Der Tee wirkt regulierend auf die Menstruationsblutung und hilft bei Menstruationsschmerzen, durch seine entkrampfende und stimmungsaufhellende Wirkung.
In der Homöopathie und bei Urtinkturen wird Damiana ebenfalls eingesetzt, doch hier vor allem bei Potenzstörungen oder sexueller Schwäche, auch bei Frauen.
Als Zutat in psychoaktiven Rauchmischungen wird es gerne anstatt Tabak mit Haschisch vermischt. In Mexiko gibt es Damianaschnaps und -likör, dem stimulierende und aphrodisierende Wirkung nachgesagt wird. Seit 1998 ist auch die blutzuckersenkende Wirkung von Damiana bekannt, die besonders für Menschen mit Diabetes interessant ist.

Ich verwende Damiana gerne in Räucherungen die aphrodisierender Natur sind und trinke bei Krämpfen während der Menstruation Damianatee (4-6gr. pro Tasse). Doch meine Spezialität ist Damianawein.
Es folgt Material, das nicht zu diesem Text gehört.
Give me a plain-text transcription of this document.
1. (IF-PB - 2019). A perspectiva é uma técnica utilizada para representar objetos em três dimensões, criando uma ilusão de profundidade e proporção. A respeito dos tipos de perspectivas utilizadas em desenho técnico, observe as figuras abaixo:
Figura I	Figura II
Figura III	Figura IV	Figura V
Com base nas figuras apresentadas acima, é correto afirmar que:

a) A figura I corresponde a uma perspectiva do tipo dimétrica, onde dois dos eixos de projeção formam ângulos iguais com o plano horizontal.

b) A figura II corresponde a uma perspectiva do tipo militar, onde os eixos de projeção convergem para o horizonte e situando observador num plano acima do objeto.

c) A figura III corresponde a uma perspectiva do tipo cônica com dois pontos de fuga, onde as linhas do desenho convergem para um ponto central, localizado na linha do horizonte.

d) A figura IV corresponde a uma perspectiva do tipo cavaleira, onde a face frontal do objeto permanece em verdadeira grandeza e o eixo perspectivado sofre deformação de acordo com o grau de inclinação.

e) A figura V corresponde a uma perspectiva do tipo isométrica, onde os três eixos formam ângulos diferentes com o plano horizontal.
Viele empfinden den würzigen und ganz typischen Geschmack von Damiana als ekelhaft. Doch es gibt so viele Pflanzen da draußen in der Natur, denen eine wunderbare Wirkung und wunderbare Eigenschaften inne wohnen, dass man auch wieder lernen sollte Geschmack abseits von Konservierungsmitteln und chemischen Aufbereitungen oder parfümierten Tees zu entdecken. Gerade der würzige Damianawein bringt die Pflanze so richtig gut zur Geltung. Rotwein als Grundlage, der sich mit dem würzigen Duft des Krautes vermengt. Ein schwerer süß-herber, teilweise scharfer Geschmack, der an Glühwein erinnert und sich perfekt als Ritualwein eignet. Und so kreist das Horn, gefüllt mit Damianawein, oft Runden um Runden ums Feuer.
Damiana ist aber keine gefährliche psychoaktive Pflanze die halluzinogen wirkt oder andere Nebenwirkungen hat. Das Kraut ist sanft und sensibel, regt an und entspannt. Aber Achtung - nicht zu viel beim Ritual in der Gruppe, denn so eine unterschwellige aphrodisierende Wirkung kann bei manchen gar seltsames auslösen.